There were 1,248 households, out of which 38.5% had children under the age of 18 living with them, 59.7% were married couples living together, 10.4% had a female householder with no husband present, and 26.8% were non-families. 16.7% of all households were made up of individuals, and 2.6% had someone living alone who was 65 years of age or older. The average household size was 2.90 and the average family size was 3.34.

In the CDP the population was spread out, with 22.9% under the age of 18, 14.0% from 18 to 24, 33.8% from 25 to 44, 22.3% from 45 to 64, and 7.0% who were 65 years of age or older. The median age was 33 years. For every 100 females, there were 97.7 males.
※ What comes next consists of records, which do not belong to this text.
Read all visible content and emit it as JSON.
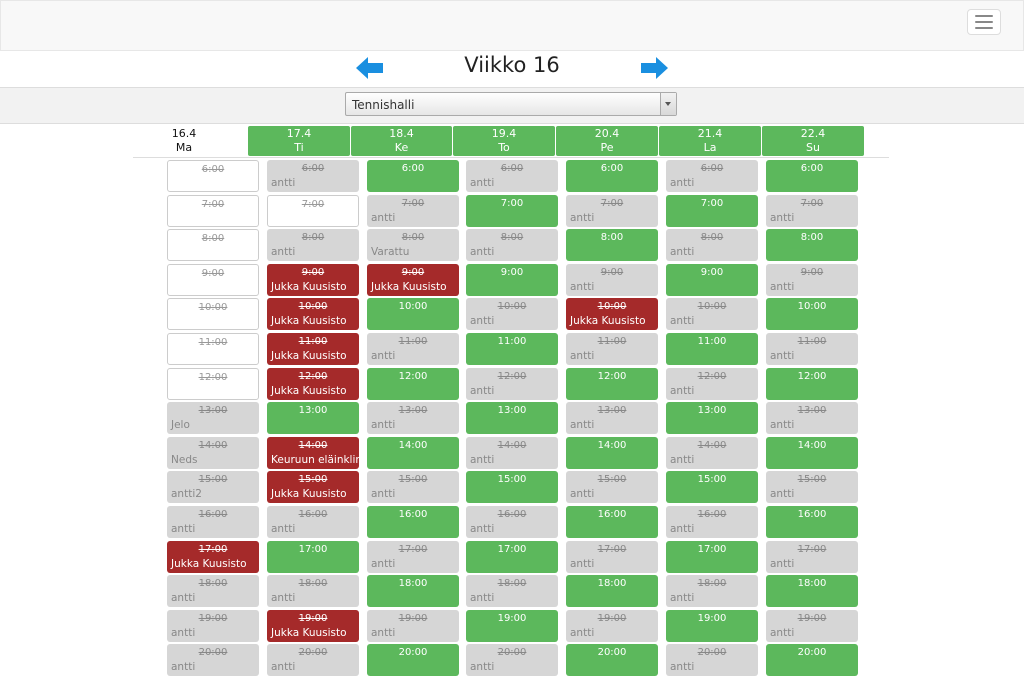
{
  "header": {
    "menu_icon": "hamburger-icon"
  },
  "week": {
    "title": "Viikko 16",
    "prev_icon": "arrow-left-icon",
    "next_icon": "arrow-right-icon",
    "arrow_color": "#1a8fe0"
  },
  "venue": {
    "selected": "Tennishalli"
  },
  "colors": {
    "open": "#5cb85c",
    "taken": "#d6d6d6",
    "mine": "#a52a2a",
    "past": "#ffffff"
  },
  "days": [
    {
      "date": "16.4",
      "name": "Ma",
      "highlight": false
    },
    {
      "date": "17.4",
      "name": "Ti",
      "highlight": true
    },
    {
      "date": "18.4",
      "name": "Ke",
      "highlight": true
    },
    {
      "date": "19.4",
      "name": "To",
      "highlight": true
    },
    {
      "date": "20.4",
      "name": "Pe",
      "highlight": true
    },
    {
      "date": "21.4",
      "name": "La",
      "highlight": true
    },
    {
      "date": "22.4",
      "name": "Su",
      "highlight": true
    }
  ],
  "times": [
    "6:00",
    "7:00",
    "8:00",
    "9:00",
    "10:00",
    "11:00",
    "12:00",
    "13:00",
    "14:00",
    "15:00",
    "16:00",
    "17:00",
    "18:00",
    "19:00",
    "20:00"
  ],
  "columns": [
    [
      {
        "s": "past",
        "n": ""
      },
      {
        "s": "past",
        "n": ""
      },
      {
        "s": "past",
        "n": ""
      },
      {
        "s": "past",
        "n": ""
      },
      {
        "s": "past",
        "n": ""
      },
      {
        "s": "past",
        "n": ""
      },
      {
        "s": "past",
        "n": ""
      },
      {
        "s": "taken",
        "n": "Jelo"
      },
      {
        "s": "taken",
        "n": "Neds"
      },
      {
        "s": "taken",
        "n": "antti2"
      },
      {
        "s": "taken",
        "n": "antti"
      },
      {
        "s": "mine",
        "n": "Jukka Kuusisto"
      },
      {
        "s": "taken",
        "n": "antti"
      },
      {
        "s": "taken",
        "n": "antti"
      },
      {
        "s": "taken",
        "n": "antti"
      }
    ],
    [
      {
        "s": "taken",
        "n": "antti"
      },
      {
        "s": "past",
        "n": ""
      },
      {
        "s": "taken",
        "n": "antti"
      },
      {
        "s": "mine",
        "n": "Jukka Kuusisto"
      },
      {
        "s": "mine",
        "n": "Jukka Kuusisto"
      },
      {
        "s": "mine",
        "n": "Jukka Kuusisto"
      },
      {
        "s": "mine",
        "n": "Jukka Kuusisto"
      },
      {
        "s": "open",
        "n": ""
      },
      {
        "s": "mine",
        "n": "Keuruun eläinklin"
      },
      {
        "s": "mine",
        "n": "Jukka Kuusisto"
      },
      {
        "s": "taken",
        "n": "antti"
      },
      {
        "s": "open",
        "n": ""
      },
      {
        "s": "taken",
        "n": "antti"
      },
      {
        "s": "mine",
        "n": "Jukka Kuusisto"
      },
      {
        "s": "taken",
        "n": "antti"
      }
    ],
    [
      {
        "s": "open",
        "n": ""
      },
      {
        "s": "taken",
        "n": "antti"
      },
      {
        "s": "taken",
        "n": "Varattu"
      },
      {
        "s": "mine",
        "n": "Jukka Kuusisto"
      },
      {
        "s": "open",
        "n": ""
      },
      {
        "s": "taken",
        "n": "antti"
      },
      {
        "s": "open",
        "n": ""
      },
      {
        "s": "taken",
        "n": "antti"
      },
      {
        "s": "open",
        "n": ""
      },
      {
        "s": "taken",
        "n": "antti"
      },
      {
        "s": "open",
        "n": ""
      },
      {
        "s": "taken",
        "n": "antti"
      },
      {
        "s": "open",
        "n": ""
      },
      {
        "s": "taken",
        "n": "antti"
      },
      {
        "s": "open",
        "n": ""
      }
    ],
    [
      {
        "s": "taken",
        "n": "antti"
      },
      {
        "s": "open",
        "n": ""
      },
      {
        "s": "taken",
        "n": "antti"
      },
      {
        "s": "open",
        "n": ""
      },
      {
        "s": "taken",
        "n": "antti"
      },
      {
        "s": "open",
        "n": ""
      },
      {
        "s": "taken",
        "n": "antti"
      },
      {
        "s": "open",
        "n": ""
      },
      {
        "s": "taken",
        "n": "antti"
      },
      {
        "s": "open",
        "n": ""
      },
      {
        "s": "taken",
        "n": "antti"
      },
      {
        "s": "open",
        "n": ""
      },
      {
        "s": "taken",
        "n": "antti"
      },
      {
        "s": "open",
        "n": ""
      },
      {
        "s": "taken",
        "n": "antti"
      }
    ],
    [
      {
        "s": "open",
        "n": ""
      },
      {
        "s": "taken",
        "n": "antti"
      },
      {
        "s": "open",
        "n": ""
      },
      {
        "s": "taken",
        "n": "antti"
      },
      {
        "s": "mine",
        "n": "Jukka Kuusisto"
      },
      {
        "s": "taken",
        "n": "antti"
      },
      {
        "s": "open",
        "n": ""
      },
      {
        "s": "taken",
        "n": "antti"
      },
      {
        "s": "open",
        "n": ""
      },
      {
        "s": "taken",
        "n": "antti"
      },
      {
        "s": "open",
        "n": ""
      },
      {
        "s": "taken",
        "n": "antti"
      },
      {
        "s": "open",
        "n": ""
      },
      {
        "s": "taken",
        "n": "antti"
      },
      {
        "s": "open",
        "n": ""
      }
    ],
    [
      {
        "s": "taken",
        "n": "antti"
      },
      {
        "s": "open",
        "n": ""
      },
      {
        "s": "taken",
        "n": "antti"
      },
      {
        "s": "open",
        "n": ""
      },
      {
        "s": "taken",
        "n": "antti"
      },
      {
        "s": "open",
        "n": ""
      },
      {
        "s": "taken",
        "n": "antti"
      },
      {
        "s": "open",
        "n": ""
      },
      {
        "s": "taken",
        "n": "antti"
      },
      {
        "s": "open",
        "n": ""
      },
      {
        "s": "taken",
        "n": "antti"
      },
      {
        "s": "open",
        "n": ""
      },
      {
        "s": "taken",
        "n": "antti"
      },
      {
        "s": "open",
        "n": ""
      },
      {
        "s": "taken",
        "n": "antti"
      }
    ],
    [
      {
        "s": "open",
        "n": ""
      },
      {
        "s": "taken",
        "n": "antti"
      },
      {
        "s": "open",
        "n": ""
      },
      {
        "s": "taken",
        "n": "antti"
      },
      {
        "s": "open",
        "n": ""
      },
      {
        "s": "taken",
        "n": "antti"
      },
      {
        "s": "open",
        "n": ""
      },
      {
        "s": "taken",
        "n": "antti"
      },
      {
        "s": "open",
        "n": ""
      },
      {
        "s": "taken",
        "n": "antti"
      },
      {
        "s": "open",
        "n": ""
      },
      {
        "s": "taken",
        "n": "antti"
      },
      {
        "s": "open",
        "n": ""
      },
      {
        "s": "taken",
        "n": "antti"
      },
      {
        "s": "open",
        "n": ""
      }
    ]
  ]
}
For every 100 females age 18 and over, there were 92.1 males.

The median income for a household in the CDP was $81,956, and the median income for a family was $89,411. Males had a median income of $60,000 versus $39,224 for females. The per capita income for the CDP was $31,143. About 1.8% of families and 4.3% of the population were below the poverty line, including 1.7% of those under age 18 and 2.3% of those age 65 or over.